Decision aid for pediatric sleep disordered breathing: A randomized trial.
Objective: The objective of this study was to assess whether a decision aid (DA) can increase parental perceptions of shared decision making and reduce decisional conflict.
Methods: Prospective randomized controlled trial. Methods: January 2017-June 2018 Single-Center Tertiary Pediatric Otolaryngology Practice in Halifax Nova Scotia, Canada. Methods: English-speaking parents of children younger than 6 years with mild to moderate SDB were included. Parents were randomized to the intervention, with in-person consultation using the DA or the control group, without the DA. Outcomes measured were the decisional conflict scale (DCS), shared decision-making questionnaire (SDM-Q-9) and the OPTION instrument. Descriptive, parametric and non-parametric analyses were performed where appropriate. Spearman's r correlations were used to examine the relation between outcome measures.

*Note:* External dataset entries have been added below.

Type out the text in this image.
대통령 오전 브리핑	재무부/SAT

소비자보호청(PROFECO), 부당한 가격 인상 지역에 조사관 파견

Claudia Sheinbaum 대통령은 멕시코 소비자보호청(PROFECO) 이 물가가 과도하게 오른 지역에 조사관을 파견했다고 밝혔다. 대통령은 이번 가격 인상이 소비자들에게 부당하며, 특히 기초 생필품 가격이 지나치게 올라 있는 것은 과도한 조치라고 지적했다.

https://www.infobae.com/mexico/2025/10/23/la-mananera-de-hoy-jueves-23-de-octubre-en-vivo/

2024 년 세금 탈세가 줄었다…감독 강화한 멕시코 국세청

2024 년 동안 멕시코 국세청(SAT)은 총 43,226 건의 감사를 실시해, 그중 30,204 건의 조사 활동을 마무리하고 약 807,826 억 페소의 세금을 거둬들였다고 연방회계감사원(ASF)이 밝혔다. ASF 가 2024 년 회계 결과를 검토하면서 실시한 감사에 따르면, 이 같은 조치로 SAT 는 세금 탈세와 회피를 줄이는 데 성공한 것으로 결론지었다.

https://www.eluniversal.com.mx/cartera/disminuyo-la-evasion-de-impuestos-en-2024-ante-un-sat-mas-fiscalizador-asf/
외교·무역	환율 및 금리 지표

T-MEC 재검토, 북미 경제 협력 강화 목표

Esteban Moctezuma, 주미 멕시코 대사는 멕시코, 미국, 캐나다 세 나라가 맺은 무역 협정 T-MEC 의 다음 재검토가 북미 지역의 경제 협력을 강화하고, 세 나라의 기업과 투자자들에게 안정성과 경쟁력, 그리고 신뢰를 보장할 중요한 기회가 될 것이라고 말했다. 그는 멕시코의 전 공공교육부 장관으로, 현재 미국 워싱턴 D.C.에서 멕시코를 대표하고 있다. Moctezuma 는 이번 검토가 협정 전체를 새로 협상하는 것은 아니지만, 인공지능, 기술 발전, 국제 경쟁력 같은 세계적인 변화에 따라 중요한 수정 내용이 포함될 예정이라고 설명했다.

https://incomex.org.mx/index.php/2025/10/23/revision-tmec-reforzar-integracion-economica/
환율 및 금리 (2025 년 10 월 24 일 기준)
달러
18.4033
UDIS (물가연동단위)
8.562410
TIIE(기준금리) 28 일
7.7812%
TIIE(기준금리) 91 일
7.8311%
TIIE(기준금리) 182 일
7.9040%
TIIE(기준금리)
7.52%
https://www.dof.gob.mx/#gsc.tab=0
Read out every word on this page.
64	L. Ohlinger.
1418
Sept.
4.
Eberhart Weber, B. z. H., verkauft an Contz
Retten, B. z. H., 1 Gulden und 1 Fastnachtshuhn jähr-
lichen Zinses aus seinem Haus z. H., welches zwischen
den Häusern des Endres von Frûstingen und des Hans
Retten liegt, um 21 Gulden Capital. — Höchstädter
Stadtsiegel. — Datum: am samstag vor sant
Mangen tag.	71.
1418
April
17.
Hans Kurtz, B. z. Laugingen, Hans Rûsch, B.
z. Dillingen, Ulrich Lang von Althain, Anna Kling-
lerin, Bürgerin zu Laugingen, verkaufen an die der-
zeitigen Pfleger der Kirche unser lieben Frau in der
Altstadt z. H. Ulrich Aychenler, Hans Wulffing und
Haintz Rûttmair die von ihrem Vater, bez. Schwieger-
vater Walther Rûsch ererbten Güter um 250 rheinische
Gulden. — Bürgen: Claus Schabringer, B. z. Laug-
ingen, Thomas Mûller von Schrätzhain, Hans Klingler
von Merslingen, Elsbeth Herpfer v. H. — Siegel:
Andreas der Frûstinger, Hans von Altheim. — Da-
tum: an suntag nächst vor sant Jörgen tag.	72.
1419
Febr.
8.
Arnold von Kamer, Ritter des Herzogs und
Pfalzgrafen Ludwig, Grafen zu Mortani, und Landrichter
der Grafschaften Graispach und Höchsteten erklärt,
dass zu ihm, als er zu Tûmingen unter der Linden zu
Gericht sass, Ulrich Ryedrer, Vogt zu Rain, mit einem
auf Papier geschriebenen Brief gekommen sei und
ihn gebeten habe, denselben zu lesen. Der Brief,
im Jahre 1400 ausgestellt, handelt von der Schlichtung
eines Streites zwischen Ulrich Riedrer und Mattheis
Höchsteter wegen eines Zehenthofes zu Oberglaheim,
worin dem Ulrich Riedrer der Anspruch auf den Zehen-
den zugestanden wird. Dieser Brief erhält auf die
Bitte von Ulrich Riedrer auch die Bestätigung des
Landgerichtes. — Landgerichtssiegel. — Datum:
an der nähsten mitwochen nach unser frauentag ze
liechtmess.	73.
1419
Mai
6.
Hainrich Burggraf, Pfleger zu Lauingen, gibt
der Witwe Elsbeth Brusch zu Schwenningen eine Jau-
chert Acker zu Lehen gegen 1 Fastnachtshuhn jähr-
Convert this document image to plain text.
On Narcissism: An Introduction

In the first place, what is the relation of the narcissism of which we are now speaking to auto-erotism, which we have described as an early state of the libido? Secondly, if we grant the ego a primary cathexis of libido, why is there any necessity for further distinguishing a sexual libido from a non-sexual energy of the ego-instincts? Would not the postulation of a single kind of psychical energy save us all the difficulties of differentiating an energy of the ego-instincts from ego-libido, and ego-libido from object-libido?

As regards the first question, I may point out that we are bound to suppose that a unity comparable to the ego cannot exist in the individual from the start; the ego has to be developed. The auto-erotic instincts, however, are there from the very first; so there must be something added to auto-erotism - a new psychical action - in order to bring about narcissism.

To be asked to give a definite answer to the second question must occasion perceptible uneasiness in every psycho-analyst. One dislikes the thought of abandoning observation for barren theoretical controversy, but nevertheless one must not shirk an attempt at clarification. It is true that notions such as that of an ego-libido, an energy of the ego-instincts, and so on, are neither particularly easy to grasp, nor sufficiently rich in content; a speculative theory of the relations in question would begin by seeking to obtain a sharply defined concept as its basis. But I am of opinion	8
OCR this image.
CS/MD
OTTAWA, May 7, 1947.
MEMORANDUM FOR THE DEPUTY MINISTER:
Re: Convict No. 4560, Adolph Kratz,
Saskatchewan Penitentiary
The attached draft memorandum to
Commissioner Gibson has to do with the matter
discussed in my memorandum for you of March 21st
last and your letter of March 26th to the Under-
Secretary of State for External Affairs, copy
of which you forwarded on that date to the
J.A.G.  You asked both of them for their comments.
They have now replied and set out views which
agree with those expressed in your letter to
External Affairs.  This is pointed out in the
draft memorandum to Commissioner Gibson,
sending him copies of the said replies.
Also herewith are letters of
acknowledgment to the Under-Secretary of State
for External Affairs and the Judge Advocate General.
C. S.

Results: 101 parents were included (n = 50 DA/51 control). Parents who used the DA reported lower median DCS scores (6.50 vs. 19.25; p = 0.005) and higher SDM-Q-9 scores (93.59 vs. 80.74; p = 0.035). The DCS scores were significantly negatively correlated to SDM-Q-9 scores (Spearman's r = -0.680; p < 0.001). No significant differences were found in mean OPTION scores between groups. SDM-Q-9 and OPTION scores were positively correlated (Spearman's r = 0.590; p < 0.010).
Conclusions: Parents using our DA reported lower levels of decisional conflict and greater perceived involvement in the decision-making process for their children with SDB.